A Sept. 5 report from credit rater Morningstar DBRS said China’s latest canola investigation might lead it to impose tariffs on the crop, which could “be equally as costly for Canada,” potentially costing billions.

“That said, we believe the Canadian grain handling industry is much better positioned to navigate a potential trading action than in 2019, considering its more diversified and better established customer relationships as well as gradually increasing domestic processing capacity,” the report said.

“Furthermore, even in the event of meaningful tariffs, we anticipate global trade flows to ultimately rebalance as volumes shift to and from other geographies to satisfy global demand.”

‘No Long-Term Credit Impact’

While a potential Chinese tariff could have “a meaningful impact on global canola trade flows,” Morningstar DBRS said that global trade flow will eventually rebalance as volumes shift to other markets, similar to what occurred after the 2019 restrictions. This is evident in the fact that Canada’s total canola exports remained stable after China’s 2019 ban, the credit rating agency said.
Canola originally destined for China following the 2019 ban was redirected to Europe, Japan, and Mexico, the next largest importers, data from the Canola Council of Canada shows. Europe absorbed the majority of the canola seeds export, receiving 1.3 million tonnes in 2019 and 2.5 million tonnes in 2020, compared to an average of 0.4 million tonnes in the five years prior to the China ban.

Similarly, canola seed exports to Japan and Mexico increased slightly to a combined 3.6 million tonnes in 2020, up from 3.1 million tonnes in 2018.
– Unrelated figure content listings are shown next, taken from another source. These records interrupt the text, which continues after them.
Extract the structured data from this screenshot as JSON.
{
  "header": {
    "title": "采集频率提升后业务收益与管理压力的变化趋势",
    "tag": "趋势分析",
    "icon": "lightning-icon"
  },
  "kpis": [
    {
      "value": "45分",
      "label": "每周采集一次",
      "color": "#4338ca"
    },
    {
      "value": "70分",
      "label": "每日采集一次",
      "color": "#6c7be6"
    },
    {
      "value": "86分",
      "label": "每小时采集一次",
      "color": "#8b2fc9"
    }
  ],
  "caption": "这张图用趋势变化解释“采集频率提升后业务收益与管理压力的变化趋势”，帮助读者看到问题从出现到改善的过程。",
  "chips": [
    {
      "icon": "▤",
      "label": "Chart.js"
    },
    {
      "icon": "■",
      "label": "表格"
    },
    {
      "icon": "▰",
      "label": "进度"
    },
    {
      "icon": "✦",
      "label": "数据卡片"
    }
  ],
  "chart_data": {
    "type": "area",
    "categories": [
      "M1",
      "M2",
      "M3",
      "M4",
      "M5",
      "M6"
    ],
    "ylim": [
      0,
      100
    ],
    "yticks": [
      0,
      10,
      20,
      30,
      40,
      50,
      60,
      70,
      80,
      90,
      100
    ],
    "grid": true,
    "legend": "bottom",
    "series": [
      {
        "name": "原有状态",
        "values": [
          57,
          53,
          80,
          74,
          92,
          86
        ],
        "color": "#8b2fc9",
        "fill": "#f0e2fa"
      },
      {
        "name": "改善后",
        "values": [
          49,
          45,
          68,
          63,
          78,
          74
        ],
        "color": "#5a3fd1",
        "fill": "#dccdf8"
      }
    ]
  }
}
Morningstar DBRS highlighted other factors that could help Canadian grain handlers manage a potential Chinese tariff. Canola oil and meal seem to be excluded from the probe, as they were in 2019, which could help offset the impact if a tariff is imposed on canola seeds. Additionally, strong North American demand for canola oil in the renewable fuels market could mitigate the need for increased exports to China.

“Acknowledging short-term volatility and some negative earnings pressures, we anticipate a canola-related trading action will not have a material adverse effect on the long-term credit risk profiles of most Canadian grain handlers,” the credit rating agency said.

Calls for ‘Rule-Based’ Trade

Canola is primarily grown in the western provinces of Alberta, Saskatchewan, and Manitoba, with about 40,000 Canadian farmers producing about 20 million tonnes annually, according to the Canola Council of Canada.
Canola Council President and CEO Chris Davison expressed concerns about the Chinese investigation in a Sept. 3 statement, noting that Canada’s canola trade is grounded in rule-based practices. He stated that the group’s top priority is to “maintain open and predictable trade for canola.”

The Canadian Canola Growers Association (CCGA), a national organization for canola farmers, noted that China’s announcement comes during peak harvest season and called for rule-based trade practices.

“Canadian farmers rely on rules-based international trade, and we feel strongly that Canada’s canola trade is in alignment with that,” CCGA President and CEO Rick White said in a press release.